Friday, May 30, 2008

Hypermiling

As gas approaches a national average of $4 per gallon, everyone is looking for ways to reduce fuel costs. The most obvious solution is to purchase a more efficient car, possibly a hybrid. But if you have to buy a new car to achieve greater fuel economy, are you really saving any money? Probably not. Hybrids ain't cheap and trading in one car for another is almost always a big money loser (and often counter-productive).

So what to do? How about fixing the way you drive right now and saving just as much gas as you would by switching to a hybrid? You need to try hypermiling. Hypermiling is pretty simple actually. The gist of the concept is that you should change the way you drive to be more efficient. Accelerate more slowly. Use your brakes less. Try to avoid red lights. And most importantly, track your fuel economy so you can see how you're doing! According to CNN, if you follow the basic steps outlined at hypermiling.com, you can increase your gas mileage by 35 percent. If you get really serious, you can be like this guy and get 70 mpg out of your Honda Civic (OK, that requires a bit of body work as well)!
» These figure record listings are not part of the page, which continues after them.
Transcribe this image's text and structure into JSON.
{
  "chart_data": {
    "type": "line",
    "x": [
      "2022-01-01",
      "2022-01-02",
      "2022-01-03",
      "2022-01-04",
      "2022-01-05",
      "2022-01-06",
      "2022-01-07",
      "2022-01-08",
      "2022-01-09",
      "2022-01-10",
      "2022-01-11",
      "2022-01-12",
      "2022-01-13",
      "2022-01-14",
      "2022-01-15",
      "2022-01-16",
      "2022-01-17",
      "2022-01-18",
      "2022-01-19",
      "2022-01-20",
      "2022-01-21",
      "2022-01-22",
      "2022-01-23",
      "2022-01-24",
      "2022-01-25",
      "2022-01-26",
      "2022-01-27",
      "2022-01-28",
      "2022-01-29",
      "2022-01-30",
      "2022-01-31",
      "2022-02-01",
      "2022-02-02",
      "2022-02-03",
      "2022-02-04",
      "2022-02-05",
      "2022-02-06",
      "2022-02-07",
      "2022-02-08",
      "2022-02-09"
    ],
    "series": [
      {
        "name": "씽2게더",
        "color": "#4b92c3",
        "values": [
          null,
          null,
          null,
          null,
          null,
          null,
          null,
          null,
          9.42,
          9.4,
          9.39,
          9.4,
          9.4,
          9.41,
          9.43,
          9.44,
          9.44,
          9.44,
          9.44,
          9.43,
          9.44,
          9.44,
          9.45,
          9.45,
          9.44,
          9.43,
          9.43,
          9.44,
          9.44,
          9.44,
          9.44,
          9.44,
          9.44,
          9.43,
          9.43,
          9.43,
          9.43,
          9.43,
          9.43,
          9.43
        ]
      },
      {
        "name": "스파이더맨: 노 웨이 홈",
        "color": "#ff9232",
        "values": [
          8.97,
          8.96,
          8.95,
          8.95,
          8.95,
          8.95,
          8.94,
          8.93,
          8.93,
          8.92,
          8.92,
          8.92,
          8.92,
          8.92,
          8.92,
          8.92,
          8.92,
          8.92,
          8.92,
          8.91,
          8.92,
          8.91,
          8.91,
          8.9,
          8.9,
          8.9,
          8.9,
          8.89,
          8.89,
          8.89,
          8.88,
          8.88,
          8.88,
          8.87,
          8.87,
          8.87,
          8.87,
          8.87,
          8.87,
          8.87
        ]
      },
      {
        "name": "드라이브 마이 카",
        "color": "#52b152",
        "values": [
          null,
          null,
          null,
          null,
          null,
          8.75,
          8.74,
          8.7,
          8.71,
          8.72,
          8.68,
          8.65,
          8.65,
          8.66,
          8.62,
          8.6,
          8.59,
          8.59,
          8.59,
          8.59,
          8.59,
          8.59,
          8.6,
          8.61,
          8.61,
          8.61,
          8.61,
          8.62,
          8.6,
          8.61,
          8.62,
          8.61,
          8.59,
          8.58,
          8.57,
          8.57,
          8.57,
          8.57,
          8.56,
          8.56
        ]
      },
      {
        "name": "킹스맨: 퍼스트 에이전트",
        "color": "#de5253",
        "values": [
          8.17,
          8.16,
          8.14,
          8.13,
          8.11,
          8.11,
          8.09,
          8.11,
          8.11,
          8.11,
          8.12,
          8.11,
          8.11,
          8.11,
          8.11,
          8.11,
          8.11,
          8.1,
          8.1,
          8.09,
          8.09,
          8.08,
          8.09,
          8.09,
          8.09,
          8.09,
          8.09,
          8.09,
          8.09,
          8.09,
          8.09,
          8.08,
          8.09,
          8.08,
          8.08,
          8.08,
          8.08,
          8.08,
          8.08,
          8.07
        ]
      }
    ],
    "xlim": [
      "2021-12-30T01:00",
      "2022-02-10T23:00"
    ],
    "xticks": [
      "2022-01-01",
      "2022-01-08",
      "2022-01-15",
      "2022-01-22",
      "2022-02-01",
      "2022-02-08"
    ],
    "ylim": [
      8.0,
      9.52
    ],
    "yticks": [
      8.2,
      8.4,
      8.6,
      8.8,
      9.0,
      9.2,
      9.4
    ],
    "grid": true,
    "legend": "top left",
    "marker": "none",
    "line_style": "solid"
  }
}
One really cool side benefit of hypermiling, is that some of the techniques can actually reduce traffic congestion, helping everyone on the road, not just you. If that sounds preposterous, check out this paper on reducing "traffic waves" by maintaining a generous gap with the cars in front of you. If you keep at least a two-second gap, you can greatly reduce the number of times you have to quickly brake. Each time you brake in traffic, you force the car behind you to brake as well, and the car behind them, etc. Every time that happens, it compresses traffic at that spot, making a small, compressed "wave" in the flow of cars. If you instead cruise along with a buffer in front of you, you can ignore some of the annoying little stops that you normally encounter in heavy traffic. If you don't have to brake, then neither do the cars behind you - suddenly that "wave" of slowed (or stopped) cars goes away. Just one car can make a huge difference. Read the article to get a clearer picture, because it can be a bit difficult to describe.

Sunday, May 18, 2008

$2.99 Gas for 3 Years

How would you like to pay $3 per gallon for gas for the next three years? Steven Levitt's Freakonomics blog introduces this as new deal for Chrysler customers. Basically, this is just one of a handful of "financing" deals Chrysler customers could choose. So, if they want the deal on gas, they'll have to pass up the normal cash back or lower loan rates they might have otherwise taken.

I agree with Levitt that this appears to be a brilliant marketing ploy by Chrysler. I find it hard to believe that it'll cost Chrysler any more than its other incentives. (In fact, I'd bet it ends up costing them less per customer.) And the price of gas is constantly in the news, perhaps inflating its importance in drivers' eyes. So, maybe this promotion gets some incremental car buyers in Chrysler showrooms.

Saturday, May 3, 2008

Nissan's Carlos Ghosn Bullish on EVs

TWSJ reported yesterday that Nissan plans to introduce electric vehicles (EVs) to the U.S. and Japanese markets by 2010, and globally by 2012.

The article cites some interesting comments by Nissan's CEO, Carlos Ghosn, as well. Specifically, Ghosn is preparing Nissan for what he believes will be a "mass market" for EVs in 2012. His belief stems from expectations for continued high oil prices, increased environmental awareness by consumers, and breakthroughs in battery technologies.

Interestingly, he also sizes the initial EV market around 10 million vehicles, the number of vehicles used for shorter commutes in big cities around the world.